Listing 4.9. Delegating Thread Safety to Multiple Underlying State Variables.
public class VisualComponent {
private final List<KeyListener> keyListeners
= new CopyOnWriteArrayList<KeyListener>();
private final List<MouseListener> mouseListeners
= new CopyOnWriteArrayList<MouseListener>();
public void addKeyListener(KeyListener listener) {
keyListeners.add(listener);
}
public void addMouseListener(MouseListener listener) {
mouseListeners.add(listener);
}
public void removeKeyListener(KeyListener listener) {
keyListeners.remove(listener);
}
public void removeMouseListener(MouseListener listener) {
mouseListeners.remove(listener);
}
}
VisualComponent uses a CopyOnWriteArrayList to store each listener list; this is a thread-safe List implementation particularly suited for managing listener lists (see Section 5.2.3). Each List is thread-safe, and because there are no constraints coupling the state of one to the state of the other, VisualComponent can delegate its thread safety responsibilities to the underlying mouseListeners and keyListeners objects.
4.3.3. When Delegation Fails
Most composite classes are not as simple as VisualComponent: they have invariants that relate their component state variables. NumberRange in Listing 4.10 uses two AtomicIntegers to manage its state, but imposes an additional constraint—that the first number be less than or equal to the second.
Listing 4.10. Number Range Class that does Not Sufficiently Protect Its Invariants.
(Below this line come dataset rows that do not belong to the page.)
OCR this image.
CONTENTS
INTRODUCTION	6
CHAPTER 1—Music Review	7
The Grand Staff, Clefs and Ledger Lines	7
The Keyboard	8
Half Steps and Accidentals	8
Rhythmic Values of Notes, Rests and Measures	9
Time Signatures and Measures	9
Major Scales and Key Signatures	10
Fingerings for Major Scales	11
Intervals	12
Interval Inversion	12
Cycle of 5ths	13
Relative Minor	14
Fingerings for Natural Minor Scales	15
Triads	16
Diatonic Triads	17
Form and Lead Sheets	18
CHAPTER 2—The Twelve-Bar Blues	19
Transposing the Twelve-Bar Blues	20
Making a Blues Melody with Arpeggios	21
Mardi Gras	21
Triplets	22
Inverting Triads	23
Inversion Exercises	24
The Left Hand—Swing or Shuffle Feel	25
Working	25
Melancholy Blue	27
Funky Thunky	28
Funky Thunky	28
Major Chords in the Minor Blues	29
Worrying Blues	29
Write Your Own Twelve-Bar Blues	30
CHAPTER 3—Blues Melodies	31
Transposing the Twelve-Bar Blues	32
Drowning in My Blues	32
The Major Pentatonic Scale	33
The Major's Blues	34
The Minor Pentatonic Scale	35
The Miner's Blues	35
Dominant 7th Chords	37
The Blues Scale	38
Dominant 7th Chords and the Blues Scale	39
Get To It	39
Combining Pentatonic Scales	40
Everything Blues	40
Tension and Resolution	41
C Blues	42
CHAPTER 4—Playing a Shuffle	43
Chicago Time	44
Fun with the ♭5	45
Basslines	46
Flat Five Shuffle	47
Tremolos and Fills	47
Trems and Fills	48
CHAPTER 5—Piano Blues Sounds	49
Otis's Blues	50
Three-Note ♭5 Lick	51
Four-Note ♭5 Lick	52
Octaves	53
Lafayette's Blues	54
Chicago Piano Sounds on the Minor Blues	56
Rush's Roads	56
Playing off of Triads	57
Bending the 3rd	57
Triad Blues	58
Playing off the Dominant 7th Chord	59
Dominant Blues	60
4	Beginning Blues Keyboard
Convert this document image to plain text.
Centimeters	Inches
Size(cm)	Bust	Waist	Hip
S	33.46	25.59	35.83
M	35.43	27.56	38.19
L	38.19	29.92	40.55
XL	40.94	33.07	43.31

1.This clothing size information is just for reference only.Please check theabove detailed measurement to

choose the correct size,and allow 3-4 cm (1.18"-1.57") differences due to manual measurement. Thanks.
Don't do this.
public class NumberRange {
// INVARIANT: lower <= upper
private final AtomicInteger lower = new AtomicInteger(0);
private final AtomicInteger upper = new AtomicInteger(0);
public void setLower(int i) {
//Warning - unsafe check-then-act
if(i > upper.get()) {
throw new IllegalArgumentException(
"Can't set lower to " + i + " > upper ");
}
lower.set(i);
}
public void setUpper(int i) {
//Warning - unsafe check-then-act
if(i < lower.get()) {
throw new IllegalArgumentException(
"Can't set upper to " + i + " < lower ");
}
upper.set(i);
}
public boolean isInRange(int i){
return (i >= lower.get() && i <= upper.get());
}
}
NumberRange is not thread-safe; it does not preserve the invariant that constrains lower and upper. The setLower and setUpper methods attempt to respect this invariant, but do so poorly. Both setLower and setUpper are check-then-act sequences, but they do not use sufficient locking to make them atomic. If the number range holds (0, 10), and one thread calls setLower(5) while another thread calls setUpper(4), with some unlucky timing both will pass the checks in the setters and both modifications will be applied. The result is that the range now holds (5, 4)—an invalid state. So while the underlying AtomicIntegers are thread-safe, the composite class is not. Because the underlying state variables lower and upper are not independent, NumberRange cannot simply delegate thread safety to its thread-safe state variables.
NumberRange could be made thread-safe by using locking to maintain its invariants, such as guarding lower and upper with a common lock. It must also avoid publishing lower and upper to prevent clients from subverting its invariants.
If a class has compound actions, as NumberRange does, delegation alone is again not a suitable approach for thread safety. In these cases, the class must provide its own locking to ensure that compound actions are atomic, unless the entire compound action can also be delegated to the underlying state variables.
If a class is composed of multiple independent thread-safe state variables and has no operations that have any invalid state transitions, then it can delegate thread safety to the underlying state variables.